I like the looks of those knee pads. Looking for some new ones and will have to check these out. 

I like the glasses too but I struggle with the pricing for something that will inevitably get dirt and mud on it and thus scratched. I value high quality optics for sure but man nearly $300 is a tough pill to swallow for something I know I will damage.



Waist straps that are too long, are more of a pain though. They catch on everything and either rip loose or fastens to your jersey.



Hence the request for more loop...



True.

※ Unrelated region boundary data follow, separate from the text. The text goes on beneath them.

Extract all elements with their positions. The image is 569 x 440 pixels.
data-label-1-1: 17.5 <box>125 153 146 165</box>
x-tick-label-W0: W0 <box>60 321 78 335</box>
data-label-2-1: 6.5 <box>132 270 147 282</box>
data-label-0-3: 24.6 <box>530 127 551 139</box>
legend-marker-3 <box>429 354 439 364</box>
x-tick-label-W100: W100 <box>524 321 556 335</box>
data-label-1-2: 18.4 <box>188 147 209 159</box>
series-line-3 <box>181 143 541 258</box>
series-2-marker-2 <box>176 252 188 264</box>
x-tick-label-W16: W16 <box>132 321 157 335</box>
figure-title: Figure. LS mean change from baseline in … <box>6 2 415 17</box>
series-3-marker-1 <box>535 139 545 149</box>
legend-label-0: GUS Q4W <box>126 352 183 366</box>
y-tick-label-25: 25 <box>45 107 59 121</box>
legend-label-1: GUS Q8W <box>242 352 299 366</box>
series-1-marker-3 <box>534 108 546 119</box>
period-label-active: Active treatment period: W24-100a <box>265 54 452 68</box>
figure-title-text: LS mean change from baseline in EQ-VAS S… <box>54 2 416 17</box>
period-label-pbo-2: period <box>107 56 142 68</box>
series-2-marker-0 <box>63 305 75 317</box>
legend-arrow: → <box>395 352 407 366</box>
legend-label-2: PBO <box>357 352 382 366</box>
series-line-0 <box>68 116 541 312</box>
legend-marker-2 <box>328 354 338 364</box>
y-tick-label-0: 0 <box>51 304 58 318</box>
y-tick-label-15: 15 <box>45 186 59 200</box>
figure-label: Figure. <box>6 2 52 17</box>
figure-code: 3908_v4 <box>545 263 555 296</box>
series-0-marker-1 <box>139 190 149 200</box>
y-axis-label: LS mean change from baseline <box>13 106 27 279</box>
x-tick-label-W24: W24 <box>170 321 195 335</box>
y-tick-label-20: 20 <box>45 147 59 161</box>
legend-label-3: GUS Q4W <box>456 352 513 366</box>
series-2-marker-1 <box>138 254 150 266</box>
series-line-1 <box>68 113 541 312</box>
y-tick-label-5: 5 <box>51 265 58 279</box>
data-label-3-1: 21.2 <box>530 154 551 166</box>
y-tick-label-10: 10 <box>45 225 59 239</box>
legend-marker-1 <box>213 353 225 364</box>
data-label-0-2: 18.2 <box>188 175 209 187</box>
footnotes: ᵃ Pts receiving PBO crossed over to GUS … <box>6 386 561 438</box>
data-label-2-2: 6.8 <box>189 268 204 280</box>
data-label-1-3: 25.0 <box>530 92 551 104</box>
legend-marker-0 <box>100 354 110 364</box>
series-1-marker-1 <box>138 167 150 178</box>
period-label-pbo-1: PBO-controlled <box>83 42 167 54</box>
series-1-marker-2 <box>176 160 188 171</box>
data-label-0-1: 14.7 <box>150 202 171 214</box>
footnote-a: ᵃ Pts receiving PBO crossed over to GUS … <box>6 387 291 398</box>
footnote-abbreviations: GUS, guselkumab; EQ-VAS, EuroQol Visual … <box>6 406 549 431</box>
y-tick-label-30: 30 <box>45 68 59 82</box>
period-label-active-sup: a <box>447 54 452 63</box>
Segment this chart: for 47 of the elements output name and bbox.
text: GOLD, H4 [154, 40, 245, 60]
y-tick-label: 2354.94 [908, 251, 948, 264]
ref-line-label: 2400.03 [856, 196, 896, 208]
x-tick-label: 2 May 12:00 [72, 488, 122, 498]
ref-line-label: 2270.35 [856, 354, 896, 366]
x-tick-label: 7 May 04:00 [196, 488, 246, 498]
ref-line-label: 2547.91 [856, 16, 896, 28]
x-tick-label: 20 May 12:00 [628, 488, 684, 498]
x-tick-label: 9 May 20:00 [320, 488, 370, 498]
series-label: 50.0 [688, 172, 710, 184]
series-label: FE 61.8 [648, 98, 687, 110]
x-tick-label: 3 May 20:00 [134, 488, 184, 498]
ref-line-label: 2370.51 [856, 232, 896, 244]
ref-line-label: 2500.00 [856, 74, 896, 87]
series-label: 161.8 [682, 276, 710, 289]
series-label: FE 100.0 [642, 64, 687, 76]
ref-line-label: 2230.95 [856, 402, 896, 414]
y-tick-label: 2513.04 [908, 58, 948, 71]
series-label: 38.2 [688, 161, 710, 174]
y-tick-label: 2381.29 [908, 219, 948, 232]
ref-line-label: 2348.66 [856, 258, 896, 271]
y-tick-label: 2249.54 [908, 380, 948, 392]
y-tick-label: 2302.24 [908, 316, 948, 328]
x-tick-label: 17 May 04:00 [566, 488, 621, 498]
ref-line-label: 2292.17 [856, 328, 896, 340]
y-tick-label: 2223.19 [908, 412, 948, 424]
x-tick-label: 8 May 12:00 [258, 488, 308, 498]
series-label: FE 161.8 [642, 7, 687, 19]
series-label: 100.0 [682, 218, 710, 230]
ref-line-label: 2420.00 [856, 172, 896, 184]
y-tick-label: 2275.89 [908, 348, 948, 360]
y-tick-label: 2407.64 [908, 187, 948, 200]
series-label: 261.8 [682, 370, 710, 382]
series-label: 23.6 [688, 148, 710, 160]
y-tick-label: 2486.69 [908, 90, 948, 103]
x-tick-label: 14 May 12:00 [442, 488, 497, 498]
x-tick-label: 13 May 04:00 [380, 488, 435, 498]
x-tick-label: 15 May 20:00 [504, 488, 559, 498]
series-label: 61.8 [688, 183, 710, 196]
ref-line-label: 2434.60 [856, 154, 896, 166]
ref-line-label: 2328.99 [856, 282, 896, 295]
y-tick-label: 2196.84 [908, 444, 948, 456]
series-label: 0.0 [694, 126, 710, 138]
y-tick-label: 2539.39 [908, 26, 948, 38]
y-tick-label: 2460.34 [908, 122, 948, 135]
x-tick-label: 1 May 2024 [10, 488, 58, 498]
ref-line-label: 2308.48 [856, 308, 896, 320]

That’s why I advocate for the hook portion, which is attached to the shorts themselves, to be longer. The length of the straps is actually just fine.



I like the look of the kneepads and that they extend a bit higher than most. But it almost seems like they are also shorter not extending over the shins quite as much as typical knee pads...


+1 meloroast

True. But I have a pair I also.love and they stay in place very well. What you give up in coverage length you regain in fit and ability to stay in place.


+1 Cam McRae

Yeah, I was wondering the same thing. 

On the other hand, these are the lightweight ‘air’ version, so a bit less weight and warmth, by kneeling the length limited, seems appropriate. 

It does look like they still cover the tibial tuberosity, even in the pic with a bent knee, so that seems like a good length for this style of pad.



Anyone who has tried on the devour know if they are as big/offer as much side coverage as the Oakley Wind Jacket 2.0? 

Those are my favorite frames in the world, basically goggles, but my lenses are just about done and they aren’t making them in prism trail tint anymore :( 

Hoping the POC devour offers as much coverage.